Spirit Matters: White Clay, Red Exits, Distant Others
by Gordon Henry
reviewed by Henry Hughes
Gordon Henry, an American Book Award–winning author and member of the White Earth Anishinaabe Nation in Minnesota, worked for fifteen years on his second collection of poems. With Spirit Matters: White Clay, Red Exits, Distant Others, he connects powerfully to the voices and traditions of his ancestors, bringing them to bear on contemporary life on and off the reservation.
In the prologue to Spirit Matters, Henry introduces Chiaaboos, an Ojibwe mythical figure who sat for years on the riverbank trying to commune with the dead.
Yes water’s edge may give you a song
And cedar another breath of prayer
But don’t forget the shadows as sun
Goes down in flicker fall of sparrows
Chiaaboos’s patience and persistence frustrated and impressed his people. Acting as a modern-day Chiaaboos, a woman phones her dead father
underground in a funeral shadow box
surrounded by liquor glass a few jagged
bottle bottoms, throats broken from empties,
the rest crushed stars of ice, brown grain
belt toenails, curved claws of windshield
glass blown open from some long night
of lost impact, an abused blue Buick
carrying a body heading for the star
road afterlies, afterlife
The starry destination of “afterlies, afterlife” expresses Henry’s wry view of immortality. The very title of the collection, Spirit Matters, encapsulates a dualistic paradox, and the poems chronicle earthly woes: guns, booze, sickness, violence, car wrecks. In an effort to rise above this suffering, his characters embrace a range of Christian, Native American, and secular beliefs, whether rosaries pulled from a wall before a card game, “Basketball floors set up for wakes,” or “a turtle mountain healing song / … transmitted by / towers and satellites.”

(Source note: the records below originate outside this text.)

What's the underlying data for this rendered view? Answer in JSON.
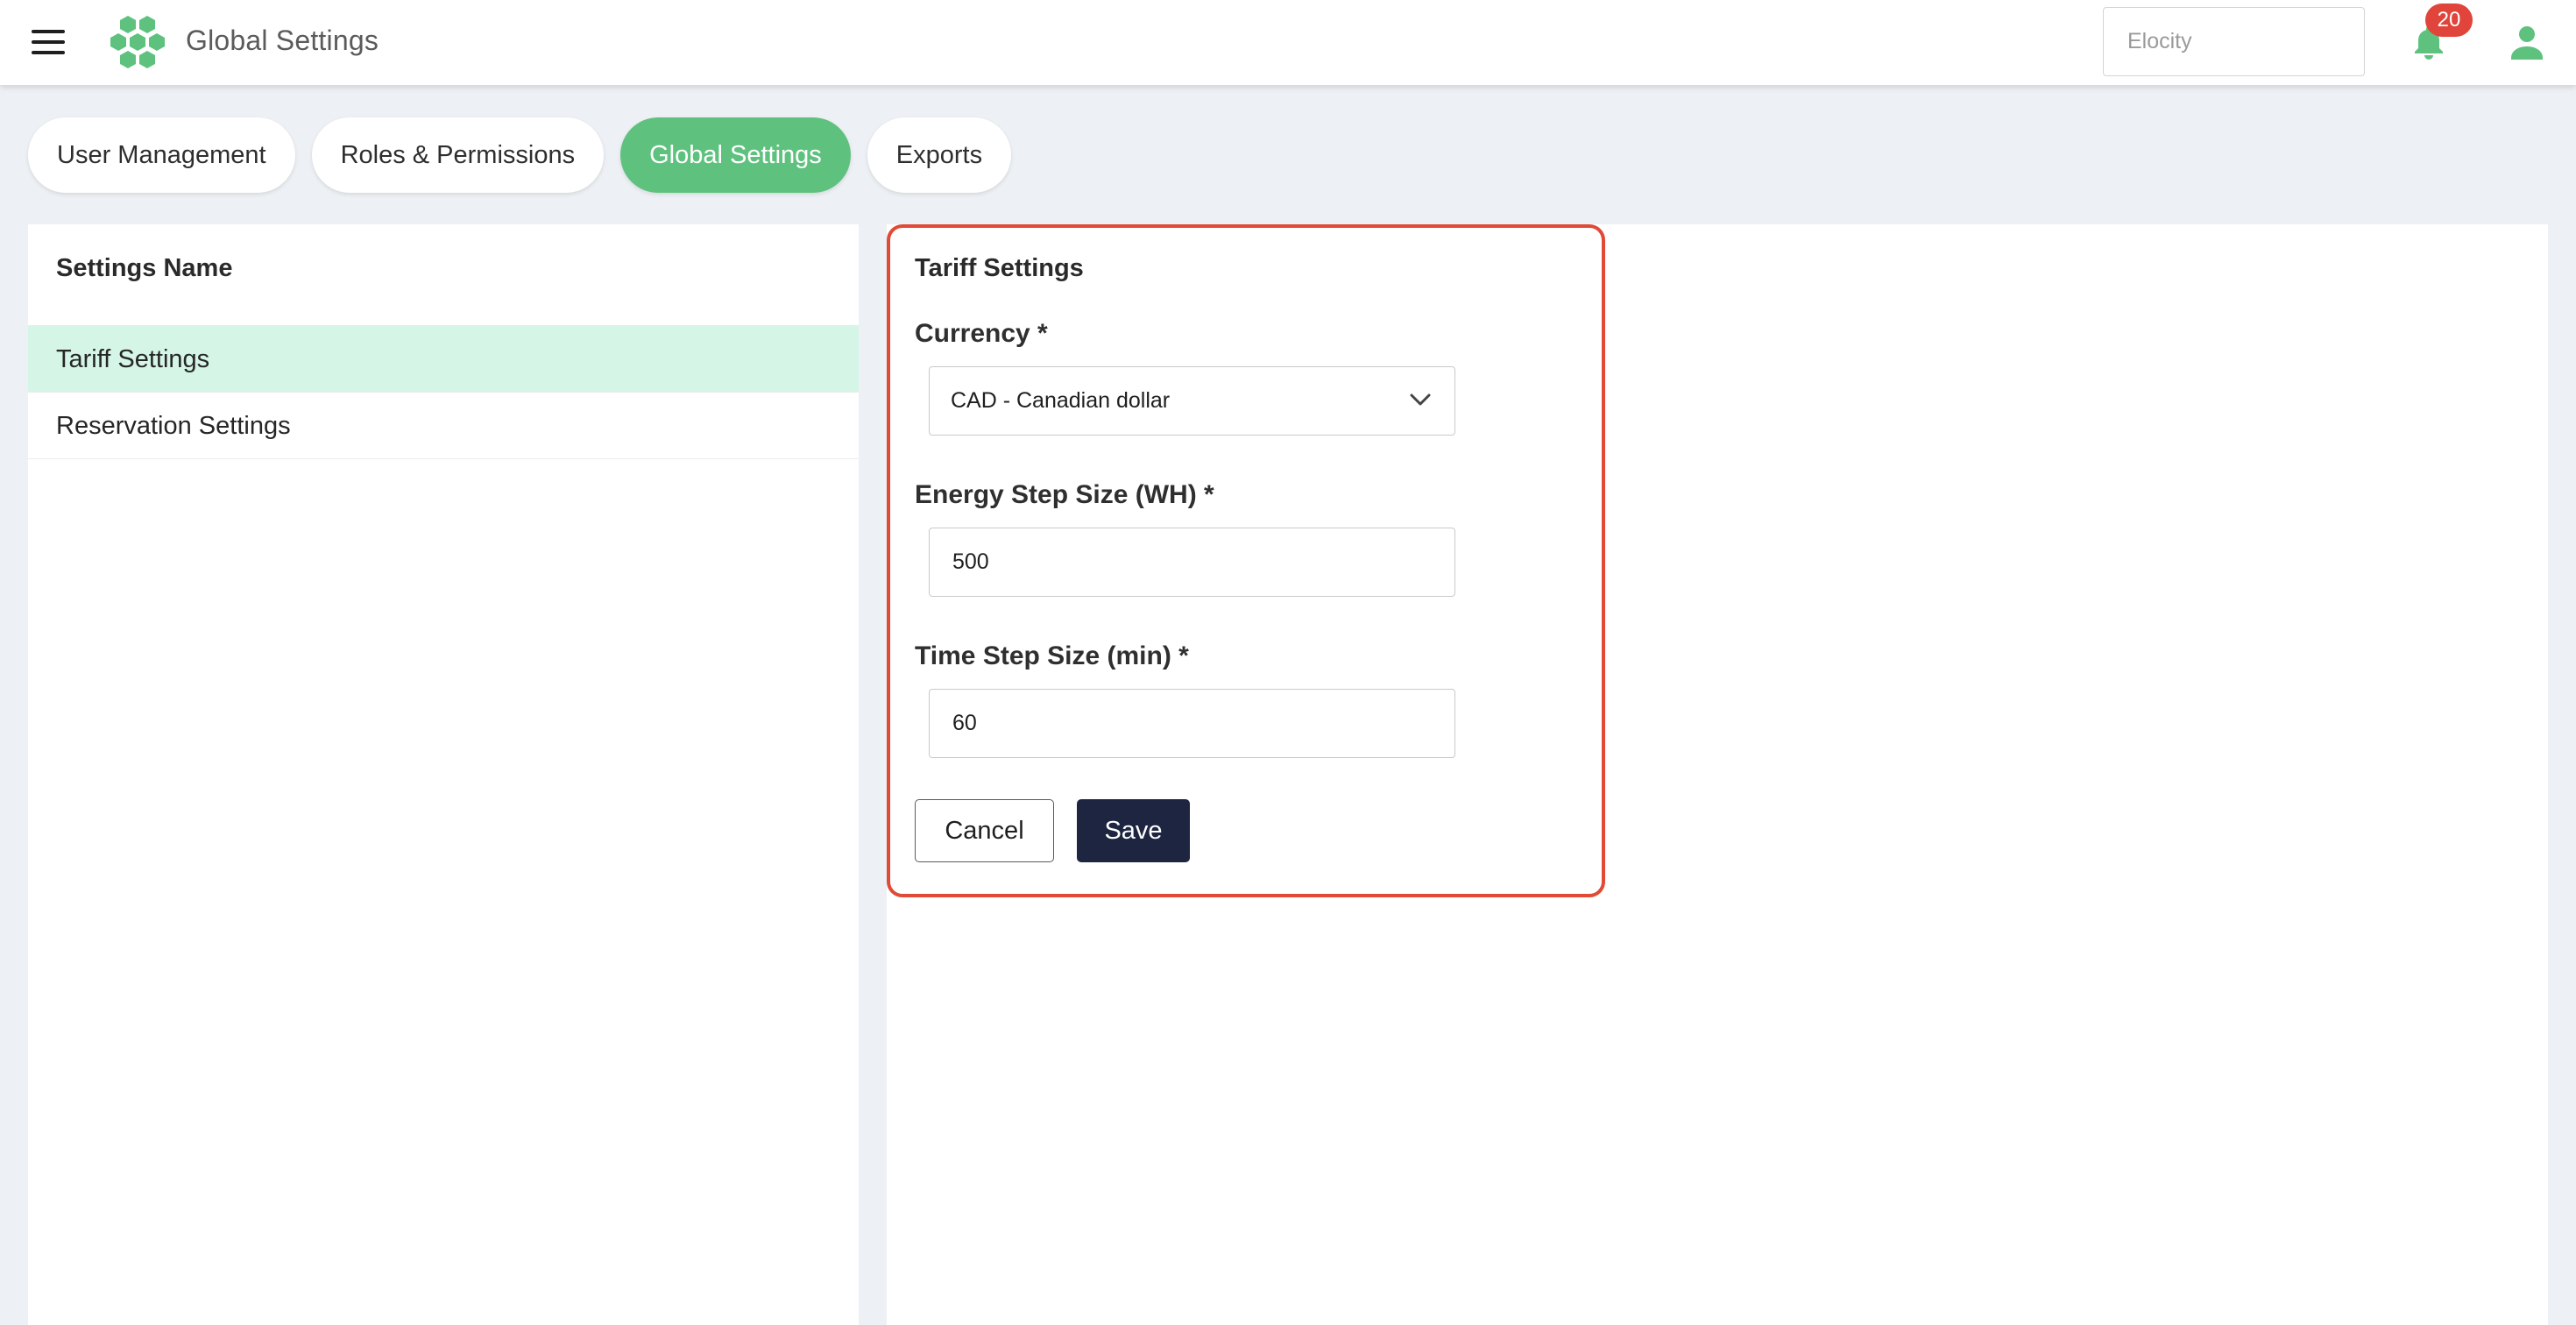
{
  "header": {
    "title": "Global Settings",
    "org_placeholder": "Elocity",
    "notification_count": "20",
    "brand_color": "#5ec27e",
    "badge_color": "#e0443a"
  },
  "tabs": [
    {
      "label": "User Management",
      "active": false
    },
    {
      "label": "Roles & Permissions",
      "active": false
    },
    {
      "label": "Global Settings",
      "active": true
    },
    {
      "label": "Exports",
      "active": false
    }
  ],
  "sidebar": {
    "header": "Settings Name",
    "items": [
      {
        "label": "Tariff Settings",
        "active": true
      },
      {
        "label": "Reservation Settings",
        "active": false
      }
    ]
  },
  "tariff": {
    "title": "Tariff Settings",
    "currency_label": "Currency *",
    "currency_value": "CAD - Canadian dollar",
    "energy_label": "Energy Step Size (WH) *",
    "energy_value": "500",
    "time_label": "Time Step Size (min) *",
    "time_value": "60",
    "cancel_label": "Cancel",
    "save_label": "Save",
    "highlight_color": "#e04a36"
  }
}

It is, however, the Indigenous spiritual journeys that lead, elude, and find us again, in extraordinary conversations and letters between people, ghosts, mythological animals, and visionaries like Crow Woman, Zahquod, and Venus Zhaawanigiizhik. Henry also uses characters such as Cousin X and Uncle X, named in honor of an ancestor who signed a treaty with the letter “X,” to embark on a postcolonial search for identity.
As for you Uncle X
Stone will carry
your name and let
it lie just this side
of that old spirit house
under the long standing
pine
In many of these image-embroidered, tautly phrased poems, Henry suspends conventional punctuation, capitalization, and syntax, while maintaining a graceful musicality. There are various personae, yet we often hear a soft-spoken speaker who avoids direct address but can still punch the lights out of someone “spouting / john 3:16 or some other other jesus / christ biblio-code for settler / salvation.”
In the wake of such disgust, grief, and cultural and personal loss, there remains the subtle flicker of creativity: “The story you wanted to write is on fire / paper lathered with bear grease / floating down a river.” Henry’s poems offer guarded hope, though it may come at the price of forgetting.
Let’s forget our diseases
the strings winding us
in decay and desperate
attempts to remember
Or is it the rejoining of flesh to spirit—especially the spirit of love—that urges us to go on with our lives?
I still have this beating
animal to face each morning
asking me for bread and wine
a story to tell against the
loss and lies
As if love would ever
come around again
As if that was where all
this began.
In book’s epilogue, “Chiaaboos at the River Again,” the enduring emissary to the dead has made contact; and like a tender Charon, he ferries souls across the river in a silver canoe. But it seems he will also be joining them, and he wishes to be remembered for the good things he’s done: stoking the fire, passing down old songs, feeding the hungry, warming the children, digging for stories. Gordon Henry’s poetry assures us that the living side of the river will be well tended, and that the lines to tradition, ancestor spirits, and “the beginning we all came from” will remain open.